The cv_df object is a new data frame that includes the following columns:

  • unique_id: series identifier
  • ds: datestamp or temporal index
  • cutoff: the last datestamp or temporal index for the n_windows.
  • y: true value
  • "model": columns with the model’s name and fitted value.
cv_df.head()
unique_iddscutoffyAutoETS
0H1677676691.0677.761053
1H1678676618.0607.817879
2H1679676563.0569.437729
3H1680676529.0537.340007
4H1681676504.0515.571123

We’ll now plot the forecast for each cutoff period. To make the plots clearer, we’ll rename the actual values in each period.

from IPython.display import display
cv_df.rename(columns = {'y' : 'actual'}, inplace = True) # rename actual values 

cutoff = cv_df['cutoff'].unique()

for k in range(len(cutoff)): 
    cv = cv_df[cv_df['cutoff'] == cutoff[k]]
    display(StatsForecast.plot(df, cv.loc[:, cv.columns != 'cutoff']))

Notice that in each cutoff period, we generated a forecast for the next 24 hours using only the data y before said period.

Evaluate results

We can now compute the accuracy of the forecast using an appropiate accuracy metric. Here we’ll use the Root Mean Squared Error (RMSE)..

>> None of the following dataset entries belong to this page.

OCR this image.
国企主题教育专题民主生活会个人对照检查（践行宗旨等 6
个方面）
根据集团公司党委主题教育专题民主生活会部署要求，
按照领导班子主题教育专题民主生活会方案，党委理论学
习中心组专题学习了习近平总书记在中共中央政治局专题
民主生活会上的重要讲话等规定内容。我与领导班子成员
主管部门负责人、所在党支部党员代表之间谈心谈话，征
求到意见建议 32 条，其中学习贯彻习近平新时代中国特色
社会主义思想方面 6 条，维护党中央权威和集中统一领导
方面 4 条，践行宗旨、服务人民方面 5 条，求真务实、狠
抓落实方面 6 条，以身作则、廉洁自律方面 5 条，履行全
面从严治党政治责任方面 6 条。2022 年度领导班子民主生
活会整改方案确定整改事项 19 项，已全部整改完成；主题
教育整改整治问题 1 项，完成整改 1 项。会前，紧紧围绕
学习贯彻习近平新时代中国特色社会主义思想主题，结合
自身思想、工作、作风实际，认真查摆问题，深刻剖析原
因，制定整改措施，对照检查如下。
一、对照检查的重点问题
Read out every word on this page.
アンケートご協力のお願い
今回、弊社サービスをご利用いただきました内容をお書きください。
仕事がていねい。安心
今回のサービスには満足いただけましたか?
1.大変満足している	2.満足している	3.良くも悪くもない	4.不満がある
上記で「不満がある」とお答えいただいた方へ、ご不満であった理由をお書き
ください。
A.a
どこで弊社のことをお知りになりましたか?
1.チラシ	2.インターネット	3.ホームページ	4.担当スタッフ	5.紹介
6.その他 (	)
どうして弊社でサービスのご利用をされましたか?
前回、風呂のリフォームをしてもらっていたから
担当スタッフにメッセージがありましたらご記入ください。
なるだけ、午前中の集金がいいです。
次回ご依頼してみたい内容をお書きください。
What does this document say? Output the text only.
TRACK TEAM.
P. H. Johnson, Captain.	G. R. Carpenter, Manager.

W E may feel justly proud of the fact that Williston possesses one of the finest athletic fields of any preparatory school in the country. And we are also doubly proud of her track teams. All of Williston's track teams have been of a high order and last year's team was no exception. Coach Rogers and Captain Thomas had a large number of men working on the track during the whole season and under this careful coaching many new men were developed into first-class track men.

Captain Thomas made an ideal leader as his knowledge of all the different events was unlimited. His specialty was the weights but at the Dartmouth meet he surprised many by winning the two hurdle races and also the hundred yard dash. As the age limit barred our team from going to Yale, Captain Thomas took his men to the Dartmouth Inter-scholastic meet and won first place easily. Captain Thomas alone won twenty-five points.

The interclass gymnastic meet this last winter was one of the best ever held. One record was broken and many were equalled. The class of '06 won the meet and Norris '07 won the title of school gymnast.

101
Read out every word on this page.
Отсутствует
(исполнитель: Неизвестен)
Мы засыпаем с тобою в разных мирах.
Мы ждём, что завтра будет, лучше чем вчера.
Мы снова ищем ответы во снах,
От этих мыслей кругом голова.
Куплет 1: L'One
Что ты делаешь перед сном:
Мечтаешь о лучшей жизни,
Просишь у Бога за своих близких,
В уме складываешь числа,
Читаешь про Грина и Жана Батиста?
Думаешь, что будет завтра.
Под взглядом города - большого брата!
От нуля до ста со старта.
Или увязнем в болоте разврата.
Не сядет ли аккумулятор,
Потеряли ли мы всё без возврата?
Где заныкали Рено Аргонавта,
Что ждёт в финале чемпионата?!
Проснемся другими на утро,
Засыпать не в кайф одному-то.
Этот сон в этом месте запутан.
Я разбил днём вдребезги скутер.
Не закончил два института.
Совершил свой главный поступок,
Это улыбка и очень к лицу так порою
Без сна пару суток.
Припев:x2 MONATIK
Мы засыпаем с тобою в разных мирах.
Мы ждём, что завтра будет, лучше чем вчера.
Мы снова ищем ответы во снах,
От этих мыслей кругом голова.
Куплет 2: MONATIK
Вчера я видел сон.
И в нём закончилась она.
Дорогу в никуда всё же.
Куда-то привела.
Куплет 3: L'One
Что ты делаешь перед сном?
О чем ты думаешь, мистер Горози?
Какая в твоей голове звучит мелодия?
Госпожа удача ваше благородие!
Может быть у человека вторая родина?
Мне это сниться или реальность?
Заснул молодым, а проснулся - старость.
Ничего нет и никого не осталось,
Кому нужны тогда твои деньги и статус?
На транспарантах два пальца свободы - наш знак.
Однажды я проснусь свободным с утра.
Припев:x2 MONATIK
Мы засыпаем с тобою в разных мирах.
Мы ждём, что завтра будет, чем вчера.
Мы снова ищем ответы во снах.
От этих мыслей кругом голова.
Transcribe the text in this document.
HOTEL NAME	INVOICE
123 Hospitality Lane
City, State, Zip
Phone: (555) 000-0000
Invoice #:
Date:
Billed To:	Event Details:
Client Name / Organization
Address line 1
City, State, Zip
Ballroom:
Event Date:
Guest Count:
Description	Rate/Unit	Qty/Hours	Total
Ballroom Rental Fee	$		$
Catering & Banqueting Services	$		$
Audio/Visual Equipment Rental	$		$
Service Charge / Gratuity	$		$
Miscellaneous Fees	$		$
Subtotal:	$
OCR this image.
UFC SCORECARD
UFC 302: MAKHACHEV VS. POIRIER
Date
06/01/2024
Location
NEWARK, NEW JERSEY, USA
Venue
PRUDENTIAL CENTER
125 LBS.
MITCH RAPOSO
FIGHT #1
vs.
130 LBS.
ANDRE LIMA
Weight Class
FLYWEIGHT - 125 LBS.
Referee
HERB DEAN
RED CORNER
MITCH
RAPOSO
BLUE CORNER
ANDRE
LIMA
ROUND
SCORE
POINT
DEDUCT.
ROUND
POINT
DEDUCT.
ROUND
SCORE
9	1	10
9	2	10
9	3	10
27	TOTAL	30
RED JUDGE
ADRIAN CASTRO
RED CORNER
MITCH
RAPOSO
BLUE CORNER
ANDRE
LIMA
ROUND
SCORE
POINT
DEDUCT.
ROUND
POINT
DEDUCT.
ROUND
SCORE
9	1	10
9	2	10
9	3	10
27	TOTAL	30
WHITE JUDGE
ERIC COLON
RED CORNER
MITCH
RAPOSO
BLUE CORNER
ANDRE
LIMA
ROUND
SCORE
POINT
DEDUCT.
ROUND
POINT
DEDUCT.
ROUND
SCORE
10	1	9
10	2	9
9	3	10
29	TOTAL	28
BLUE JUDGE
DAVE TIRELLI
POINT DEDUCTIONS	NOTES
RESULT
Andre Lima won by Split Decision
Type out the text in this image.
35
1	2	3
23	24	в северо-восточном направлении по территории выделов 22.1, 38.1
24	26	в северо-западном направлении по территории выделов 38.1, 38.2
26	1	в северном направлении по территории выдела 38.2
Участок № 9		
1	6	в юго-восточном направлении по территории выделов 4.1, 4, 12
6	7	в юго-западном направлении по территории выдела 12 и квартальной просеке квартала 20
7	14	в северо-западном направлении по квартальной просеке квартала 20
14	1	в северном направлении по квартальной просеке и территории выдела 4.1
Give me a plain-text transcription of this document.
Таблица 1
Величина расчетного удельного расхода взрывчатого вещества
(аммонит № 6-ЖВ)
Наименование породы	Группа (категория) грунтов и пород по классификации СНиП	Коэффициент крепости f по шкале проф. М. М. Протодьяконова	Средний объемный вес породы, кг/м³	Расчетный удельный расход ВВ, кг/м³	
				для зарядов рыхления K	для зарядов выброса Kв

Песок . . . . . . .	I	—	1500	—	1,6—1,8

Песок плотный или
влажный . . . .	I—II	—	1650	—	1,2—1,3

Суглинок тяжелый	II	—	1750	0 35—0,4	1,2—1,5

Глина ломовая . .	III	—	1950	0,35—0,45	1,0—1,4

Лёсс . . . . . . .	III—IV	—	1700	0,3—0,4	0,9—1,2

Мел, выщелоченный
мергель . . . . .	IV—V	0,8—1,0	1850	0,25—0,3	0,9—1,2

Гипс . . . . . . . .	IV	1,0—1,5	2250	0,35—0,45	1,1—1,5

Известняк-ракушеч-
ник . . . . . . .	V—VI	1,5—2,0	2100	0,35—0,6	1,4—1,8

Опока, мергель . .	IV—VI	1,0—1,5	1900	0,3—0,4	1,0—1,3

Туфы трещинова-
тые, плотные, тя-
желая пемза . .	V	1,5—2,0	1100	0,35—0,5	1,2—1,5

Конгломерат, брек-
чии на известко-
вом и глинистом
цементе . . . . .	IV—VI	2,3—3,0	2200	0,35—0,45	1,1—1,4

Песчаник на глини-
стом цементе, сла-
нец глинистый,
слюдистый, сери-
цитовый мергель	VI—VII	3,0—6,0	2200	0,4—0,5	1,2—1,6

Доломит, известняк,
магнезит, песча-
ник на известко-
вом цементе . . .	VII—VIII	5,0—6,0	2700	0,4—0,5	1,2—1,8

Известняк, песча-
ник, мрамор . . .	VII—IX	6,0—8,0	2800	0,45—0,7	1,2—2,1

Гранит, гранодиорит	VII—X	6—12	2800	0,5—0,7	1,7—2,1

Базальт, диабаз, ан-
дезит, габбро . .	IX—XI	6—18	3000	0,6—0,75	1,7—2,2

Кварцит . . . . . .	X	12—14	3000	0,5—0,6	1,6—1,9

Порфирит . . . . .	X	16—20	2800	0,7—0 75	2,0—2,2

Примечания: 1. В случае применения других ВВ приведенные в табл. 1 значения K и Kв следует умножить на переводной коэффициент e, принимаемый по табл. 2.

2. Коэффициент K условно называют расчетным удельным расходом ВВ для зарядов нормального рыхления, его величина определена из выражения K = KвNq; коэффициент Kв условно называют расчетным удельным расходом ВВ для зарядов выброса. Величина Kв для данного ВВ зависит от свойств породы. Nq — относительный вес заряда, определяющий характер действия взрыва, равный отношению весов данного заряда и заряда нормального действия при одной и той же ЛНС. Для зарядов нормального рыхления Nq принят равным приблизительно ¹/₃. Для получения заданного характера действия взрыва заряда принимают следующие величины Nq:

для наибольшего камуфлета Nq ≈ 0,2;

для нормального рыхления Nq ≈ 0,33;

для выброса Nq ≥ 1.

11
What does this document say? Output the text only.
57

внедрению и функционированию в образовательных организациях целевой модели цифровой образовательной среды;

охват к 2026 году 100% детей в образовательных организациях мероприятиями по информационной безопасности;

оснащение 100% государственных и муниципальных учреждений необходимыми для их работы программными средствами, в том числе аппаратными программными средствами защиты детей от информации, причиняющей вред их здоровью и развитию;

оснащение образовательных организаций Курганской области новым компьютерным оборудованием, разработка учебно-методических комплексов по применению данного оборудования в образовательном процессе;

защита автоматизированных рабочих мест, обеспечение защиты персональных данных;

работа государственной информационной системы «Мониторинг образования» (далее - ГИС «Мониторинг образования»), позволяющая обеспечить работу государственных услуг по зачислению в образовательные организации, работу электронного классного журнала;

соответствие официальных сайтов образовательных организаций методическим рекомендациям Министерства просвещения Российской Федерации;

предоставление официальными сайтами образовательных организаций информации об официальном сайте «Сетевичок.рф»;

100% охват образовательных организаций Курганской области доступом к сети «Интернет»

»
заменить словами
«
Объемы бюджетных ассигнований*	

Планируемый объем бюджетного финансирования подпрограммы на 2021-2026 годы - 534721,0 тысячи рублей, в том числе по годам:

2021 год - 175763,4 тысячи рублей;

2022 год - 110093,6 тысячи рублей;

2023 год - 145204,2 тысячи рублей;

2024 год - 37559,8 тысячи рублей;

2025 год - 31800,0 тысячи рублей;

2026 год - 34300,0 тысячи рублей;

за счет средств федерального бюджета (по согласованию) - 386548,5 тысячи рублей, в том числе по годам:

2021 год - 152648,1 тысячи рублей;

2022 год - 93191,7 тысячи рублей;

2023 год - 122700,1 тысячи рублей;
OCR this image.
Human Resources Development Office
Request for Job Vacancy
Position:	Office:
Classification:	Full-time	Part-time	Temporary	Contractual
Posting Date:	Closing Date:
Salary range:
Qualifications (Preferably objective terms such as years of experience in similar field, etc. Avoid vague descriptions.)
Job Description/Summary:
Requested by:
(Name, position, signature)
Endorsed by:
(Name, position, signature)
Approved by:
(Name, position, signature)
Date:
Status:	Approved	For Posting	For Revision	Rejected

from utilsforecast.losses import rmse

The function to compute the RMSE takes two arguments:

  1. The actual values.
  2. The forecasts, in this case, AutoETS.
cv_rmse = rmse(cv_df, models=['AutoETS'], target_col='actual')['AutoETS'].item()
print(f"RMSE using cross-validation: {cv_rmse:.2f}")
RMSE using cross-validation: 33.90

This measure should better reflect the predictive abilities of our model, since it used different time periods to test its accuracy.

Tip

Cross validation is especially useful when comparing multiple models. Here’s an example with multiple models and time series.

References

Rob J. Hyndman and George Athanasopoulos (2018). “Forecasting principles and practice, Time series cross-validation”.